In retrospect, Warren Buffett’s posture on political issues shows us that in spite of being a remarkable value investor, he has sanctioned collectivist state hysteria and policies from climate change to taxes to fiscal policy. In fact, his nod of approval for some of government’s most destructive taxation tactics has clearly distinguished him as an unabashed redistributionist.
Finally, Mr. Buffett presents us with “a little history” when he notes that:
During the Depression, the Dow hit its low, 41, on July 8, 1932. Economic conditions, though, kept deteriorating until Franklin D. Roosevelt took office in March 1933. By that time, the market had already advanced 30 percent.
I’d like to extend that history. The Dow did hit 41 in July 8th, 1932, after plummeting from a high of 381 on September 3rd, 1929. However, the Dow did not get back to 381 until November of 1954, twenty-five years after the peak. But we are supposed to believe that things are different now. The Dow is a predictable and perpetual bull ride. In fact, every so-called expert” in the media has declared that another Great Depression can never occur because, after all, “the fed has our backs.” They have all the right safeguards in place to assure us that such a catastrophe can never happen again.

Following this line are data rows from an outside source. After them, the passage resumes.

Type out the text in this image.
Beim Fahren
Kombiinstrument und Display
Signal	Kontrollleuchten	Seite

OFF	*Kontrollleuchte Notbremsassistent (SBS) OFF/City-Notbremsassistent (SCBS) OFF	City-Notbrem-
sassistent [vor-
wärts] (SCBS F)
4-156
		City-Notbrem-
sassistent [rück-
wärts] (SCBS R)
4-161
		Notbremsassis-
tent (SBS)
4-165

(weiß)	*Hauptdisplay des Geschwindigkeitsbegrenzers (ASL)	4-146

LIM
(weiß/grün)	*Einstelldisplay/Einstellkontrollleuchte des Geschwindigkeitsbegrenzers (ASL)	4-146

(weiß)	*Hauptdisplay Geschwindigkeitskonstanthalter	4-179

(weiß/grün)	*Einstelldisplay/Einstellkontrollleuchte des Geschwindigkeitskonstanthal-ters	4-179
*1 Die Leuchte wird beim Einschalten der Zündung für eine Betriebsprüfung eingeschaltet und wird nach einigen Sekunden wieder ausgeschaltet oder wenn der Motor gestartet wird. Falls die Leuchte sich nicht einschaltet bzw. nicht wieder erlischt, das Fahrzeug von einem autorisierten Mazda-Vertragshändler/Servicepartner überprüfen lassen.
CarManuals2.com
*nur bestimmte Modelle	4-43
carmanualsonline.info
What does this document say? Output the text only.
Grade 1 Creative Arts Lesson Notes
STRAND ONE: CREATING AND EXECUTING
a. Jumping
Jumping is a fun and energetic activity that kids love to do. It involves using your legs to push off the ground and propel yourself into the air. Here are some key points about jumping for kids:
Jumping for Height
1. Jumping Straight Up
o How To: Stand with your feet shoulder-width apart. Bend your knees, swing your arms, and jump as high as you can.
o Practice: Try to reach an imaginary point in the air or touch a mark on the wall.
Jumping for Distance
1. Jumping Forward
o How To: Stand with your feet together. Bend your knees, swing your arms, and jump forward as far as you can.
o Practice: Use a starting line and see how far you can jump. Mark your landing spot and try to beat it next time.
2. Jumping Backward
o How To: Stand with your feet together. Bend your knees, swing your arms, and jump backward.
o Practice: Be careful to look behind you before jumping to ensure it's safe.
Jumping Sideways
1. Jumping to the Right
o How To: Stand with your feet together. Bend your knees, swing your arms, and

The Fed has intervened on a massive level not seen since FDR’s New Deal takeover of the economy. They don’t have our backs, they have our balls. Certainly, we have come to expect FDR-style fascism on steroids from the ratfinks who have co-opted the ranks of the current regime. On the other hand, Warren Buffett’s unequivocal endorsement of Washington’s ruling class and its scheming agenda to lure the middle and lower classes with the promise of financial bread and circuses is a sign that we must not trust Omaha any more than we do Washington D.C. or Wall Street.